Her boss Michael Esposito (35), owner of three LaRosa Grill franchises secretly captured her nude on the camera for three weeks before she realised something was wrong.Andrade migrated from Columbia to look after Esposito and his wife Danielle’s four children.
According to reports she was hired in 2021 by placement firm Cultural Care Au Pair and lived with Danielle’s parents in Tottenville on Staten Island as the couple’s mansion was under renovation.
Yahoo News reported that Andrade grew suspicious after she saw her boss frequently adjusting the smoke detector in her room. According to the lawsuit, she regularly caught Esposito in her room, messing with the ceiling smoke detector which “was constantly being repositioned,” the report said.
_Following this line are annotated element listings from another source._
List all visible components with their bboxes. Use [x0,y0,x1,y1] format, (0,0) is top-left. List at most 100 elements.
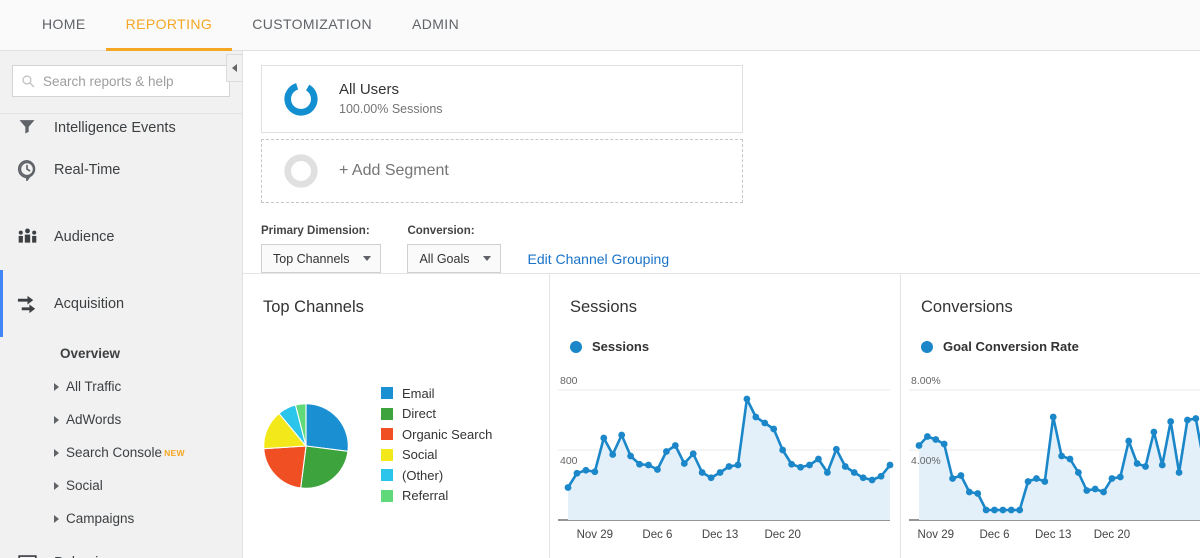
legend-swatch [381,428,393,441]
pie-legend-item[interactable]: Direct [381,404,492,425]
sidebar-subitem-search-console[interactable]: Search Console NEW [0,436,242,469]
sidebar: Intelligence Events Real-Time [0,51,243,558]
pie-legend-item[interactable]: Email [381,383,492,404]
sidebar-collapse-button[interactable] [226,54,242,82]
pie-legend-item[interactable]: Social [381,445,492,466]
people-icon [14,225,40,248]
primary-dimension-dropdown[interactable]: Top Channels [261,244,382,273]
sessions-legend-label: Sessions [592,339,650,354]
segment-subtitle: 100.00% Sessions [339,101,443,116]
pie-legend-item[interactable]: Organic Search [381,424,492,445]
panel-title-top-channels: Top Channels [263,298,364,316]
svg-text:800: 800 [560,375,578,387]
svg-text:Dec 20: Dec 20 [1094,529,1130,541]
sidebar-subitem-label: Overview [60,346,121,361]
sidebar-subitem-social[interactable]: Social [0,469,242,502]
top-channels-pie-chart [263,403,349,489]
collapse-left-icon [232,64,237,72]
svg-text:Dec 13: Dec 13 [1035,529,1071,541]
svg-text:4.00%: 4.00% [911,455,941,467]
pie-legend-item[interactable]: (Other) [381,465,492,486]
conversions-line-chart: 4.00% 8.00% Nov 29 Dec 6 Dec 13 Dec 20 [909,375,1200,541]
legend-label: (Other) [402,467,444,483]
sidebar-item-behavior[interactable]: Behavior [0,535,242,558]
sidebar-item-acquisition[interactable]: Acquisition [0,270,242,337]
legend-label: Organic Search [402,426,493,442]
conversion-label: Conversion: [407,225,475,237]
segment-title: All Users [339,81,400,99]
sidebar-subitem-label: Social [66,478,103,493]
search-icon [21,74,35,88]
dimension-controls: Primary Dimension: Top Channels Conversi… [243,203,1200,273]
sidebar-nav-list: Intelligence Events Real-Time Audience A… [0,114,242,558]
sidebar-item-audience[interactable]: Audience [0,203,242,270]
legend-swatch [381,469,393,482]
svg-text:Dec 6: Dec 6 [979,529,1009,541]
legend-label: Direct [402,406,436,422]
legend-label: Social [402,447,438,463]
segment-donut-icon [284,82,318,116]
sidebar-subitem-label: Search Console [66,445,163,460]
sessions-panel: Sessions Sessions 400 800 Nov 29 Dec 6 Dec 1… [549,274,900,558]
svg-text:400: 400 [560,455,578,467]
chevron-down-icon [363,256,372,261]
conversions-legend-label: Goal Conversion Rate [943,339,1079,354]
topnav-item-admin[interactable]: ADMIN [392,0,479,51]
topnav-item-home[interactable]: HOME [22,0,106,51]
sidebar-item-label: Intelligence Events [54,120,176,136]
legend-label: Email [402,385,435,401]
report-panels: Top Channels Email Direct Organic Search So… [243,273,1200,558]
segment-all-users[interactable]: All Users 100.00% Sessions [261,65,743,133]
primary-dimension-label: Primary Dimension: [261,225,370,237]
sidebar-subitem-label: AdWords [66,412,122,427]
svg-text:Nov 29: Nov 29 [577,529,613,541]
arrows-icon [14,292,40,315]
top-channels-panel: Top Channels Email Direct Organic Search So… [243,274,549,558]
conversion-dropdown[interactable]: All Goals [407,244,502,273]
topnav-item-customization[interactable]: CUSTOMIZATION [232,0,392,51]
svg-text:Dec 20: Dec 20 [764,529,800,541]
clock-icon [14,159,40,181]
sidebar-subitem-all-traffic[interactable]: All Traffic [0,370,242,403]
sidebar-item-intelligence-events[interactable]: Intelligence Events [0,114,242,136]
sidebar-subitem-label: All Traffic [66,379,122,394]
add-segment-donut-icon [284,154,318,188]
top-navigation: HOME REPORTING CUSTOMIZATION ADMIN [0,0,1200,51]
legend-swatch [381,489,393,502]
add-segment-button[interactable]: + Add Segment [261,139,743,203]
primary-dimension-group: Primary Dimension: Top Channels [261,225,382,273]
svg-text:8.00%: 8.00% [911,375,941,387]
add-segment-label: + Add Segment [339,162,449,179]
pie-legend-item[interactable]: Referral [381,486,492,507]
primary-dimension-value: Top Channels [273,251,350,266]
conversion-group: Conversion: All Goals [407,225,502,273]
sidebar-item-label: Audience [54,228,115,245]
app-shell: Intelligence Events Real-Time [0,51,1200,558]
conversions-legend-dot [921,340,933,353]
sidebar-subitem-adwords[interactable]: AdWords [0,403,242,436]
sidebar-item-label: Acquisition [54,295,125,312]
pie-legend: Email Direct Organic Search Social (Other) Re… [381,383,492,506]
search-input[interactable] [43,73,221,89]
segment-area: All Users 100.00% Sessions + Add Segment [243,51,1200,203]
sidebar-subitem-overview[interactable]: Overview [0,337,242,370]
search-box[interactable] [12,65,230,97]
sidebar-subitem-campaigns[interactable]: Campaigns [0,502,242,535]
panel-title-sessions: Sessions [570,298,637,316]
svg-text:Dec 6: Dec 6 [642,529,672,541]
legend-swatch [381,448,393,461]
svg-text:Dec 13: Dec 13 [702,529,738,541]
topnav-item-reporting[interactable]: REPORTING [105,0,233,51]
conversions-legend: Goal Conversion Rate [901,339,1200,354]
sidebar-search-area [0,51,242,114]
sidebar-item-label: Real-Time [54,161,121,178]
edit-channel-grouping-link[interactable]: Edit Channel Grouping [527,251,669,273]
funnel-icon [14,116,40,136]
conversion-value: All Goals [419,251,470,266]
sidebar-item-real-time[interactable]: Real-Time [0,136,242,203]
sidebar-subitem-label: Campaigns [66,511,135,526]
legend-swatch [381,387,393,400]
layout-icon [14,553,40,558]
legend-label: Referral [402,488,449,504]
chevron-down-icon [483,256,492,261]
Andrade discovered a tiny camera inside the smoke detector herself, three weeks after it was set there. The memory card was filled with “hundreds of recordings,” many capturing her “nude and/or dressing/undressing,” the lawsuit said.
Esposito reportedly showed up at the house minutes after the camera was discovered. “He seemed very nervous and he seemed very worried when he arrived at the house,” Andrade said.
Jumped out of the window
Esposito kept “banging on the door”, but Andrade pretended to be asleep,” the report said adding that fearing that he may be armed, Andrade jumped from the first-floor window to get away. She hurt her knees in the process and spent the rest of the night in a bush on the street.
She handed the footage to the police a day later reported The New York Post. Esposito was arrested on March 24, 2021.
Unhappy with sentence
Andrade is not happy with the verdict, Esposito was ordered to undergo counselling and satisfy two years probation. He was also ordered to pay US$780,000 in emotional distress damages as well as US$2 million in punitive damages — totalling $2.8 million.
His former employee feels this is only a slap on the wrist.
“It’s not enough for the whole situation I’ve been through these three years. It’s not enough,” Andrade told The Post. “I was angry because the damage that he caused me is irreversible.